Day two in Bratislava. Decided to finally get up, go walk the city on my own for a bit, run a few errands, take some photos. I had planned a free walking tour at 5 p.m., so I had some time to wander. After joining the wrong walking tour for about ten minutes, I figured out that it wasn't the one I was supposed to be on. Everyone in this group seemed to know each other somehow, although no one said a word to me, like, 'Hey, sir, what in the hell do you think you're doing here?', or 'Please leave.' So, I just kind of dropped back, pretended to take a picture of something, and walked back to the original meeting spot. Was I embarrassed? Not really, seeing as how half of that little tour group all had the exact same shirt on. Was that how they recognized each other? I don't know, but it was like they all belonged to some Adidas cult. I could barely understand the tour guide anyway, even in her accented English. I did understand the word 'Bratislava', however, since she said it maybe thirty times in the span of a block. Maybe she was unsure if we all knew what city we were in, or maybe that tour group was for 'special' people. I don't know. My tour guide was an Aussie named Tom who was a history major and a vagabond about the world. Had to respect the guy for picking Bratislava for a place to do a free tour for three months of his life. We toured the old town for a bit, but most of his information was about how Slovakia came to be over the last 100 years and the historical sites in Bratislava that led up to their independence. It was interesting, and Tom had a way about his speeches to make them that way. My hat's off to the guy for making a place like Bratislava (which I said before is no Prague or Budapest in its beauty) somewhere I would actually recommend to people to visit. That night, I really wanted to take the night off from the bottle. Unfortunately, I ran into Manny, the Irish guy from the night before, who insisted that I went out with everybody that night. So, again, not to be the weak country link, I obliged. We went out for a bit, and then back to the hostel bar. Apparently, Tuesday nights in Slovakia, just aren't the party nights that every brochure speaks about. Goodnight and goodbye Bratislava. More than I expected.

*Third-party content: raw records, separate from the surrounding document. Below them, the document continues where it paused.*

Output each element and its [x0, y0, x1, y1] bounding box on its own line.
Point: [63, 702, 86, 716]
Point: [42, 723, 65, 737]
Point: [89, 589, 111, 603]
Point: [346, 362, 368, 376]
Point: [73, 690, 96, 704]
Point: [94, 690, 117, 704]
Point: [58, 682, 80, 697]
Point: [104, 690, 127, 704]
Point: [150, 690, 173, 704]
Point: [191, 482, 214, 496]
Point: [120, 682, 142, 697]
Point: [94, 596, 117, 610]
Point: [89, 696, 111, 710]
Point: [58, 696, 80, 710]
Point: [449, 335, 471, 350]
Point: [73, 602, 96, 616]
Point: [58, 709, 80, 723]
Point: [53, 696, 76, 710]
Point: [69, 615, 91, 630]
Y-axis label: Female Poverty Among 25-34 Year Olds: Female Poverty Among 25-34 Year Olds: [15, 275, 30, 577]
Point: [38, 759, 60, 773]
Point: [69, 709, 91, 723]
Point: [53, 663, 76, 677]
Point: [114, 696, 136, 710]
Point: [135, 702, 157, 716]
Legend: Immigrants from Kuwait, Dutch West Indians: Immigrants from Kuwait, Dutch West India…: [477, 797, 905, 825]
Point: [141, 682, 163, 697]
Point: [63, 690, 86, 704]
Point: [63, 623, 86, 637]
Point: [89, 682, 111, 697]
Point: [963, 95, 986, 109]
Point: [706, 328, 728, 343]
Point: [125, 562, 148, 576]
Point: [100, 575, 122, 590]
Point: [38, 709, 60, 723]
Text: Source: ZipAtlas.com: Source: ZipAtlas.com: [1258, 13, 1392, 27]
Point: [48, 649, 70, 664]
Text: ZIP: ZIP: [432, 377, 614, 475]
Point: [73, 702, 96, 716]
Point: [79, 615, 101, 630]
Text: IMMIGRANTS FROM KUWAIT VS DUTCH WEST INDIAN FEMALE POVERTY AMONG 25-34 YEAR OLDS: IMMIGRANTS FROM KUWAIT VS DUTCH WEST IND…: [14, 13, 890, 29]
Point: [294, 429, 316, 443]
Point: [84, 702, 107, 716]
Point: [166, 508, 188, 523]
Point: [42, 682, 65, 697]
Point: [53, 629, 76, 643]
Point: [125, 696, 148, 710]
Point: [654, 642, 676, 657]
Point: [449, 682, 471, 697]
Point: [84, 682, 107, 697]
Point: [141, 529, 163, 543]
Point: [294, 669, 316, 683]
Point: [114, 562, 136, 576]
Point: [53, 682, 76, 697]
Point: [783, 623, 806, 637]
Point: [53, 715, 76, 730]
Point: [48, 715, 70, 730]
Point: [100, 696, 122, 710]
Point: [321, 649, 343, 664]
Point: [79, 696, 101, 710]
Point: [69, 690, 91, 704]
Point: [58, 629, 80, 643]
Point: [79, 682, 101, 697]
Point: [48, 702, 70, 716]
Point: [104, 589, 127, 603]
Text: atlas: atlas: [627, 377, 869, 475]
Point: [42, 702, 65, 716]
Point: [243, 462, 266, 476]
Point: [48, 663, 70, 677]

Back to Budapest for one more night. I told myself I wasn't going out this night. And I didn't. Luckily, there was a huge thunder and lightning storm with plenty of rain, that made that guilty feeling of not exploring those last little corners of the city, all right. Instead, I checked into my hostel and took a nap for about an hour. Then I wandered through the neighborhood for a bit to grab a quick bite when I saw those storm clouds coming. I went back to the hostel and there was an Egyptian guy cooking up a meal which ended up being for the entire hostel. Some sort of lentil soup (delicious), some sort of rice dish, and from scratch baklava (also delicious). The rest of the night I just talked with other travelers and then read my new book I purchased in Bratislava until about one in the morning. It felt good to actually just relax for a day.

My last day of the trip was the 8 1/2 hour train ride back to Parsberg. Luckily, I already had my ticket and didn't have to go through another DMV experience. This train ride was pretty uneventful. Spent the hours reading and listening to music. More time for my body to heal itself from the onslaught of young European's enthusiasm for partying balls until the wee hours. I got back home about 7:30 in the evening, wiped out, ready to do laundry and go to bed. Time to plan the next onslaught.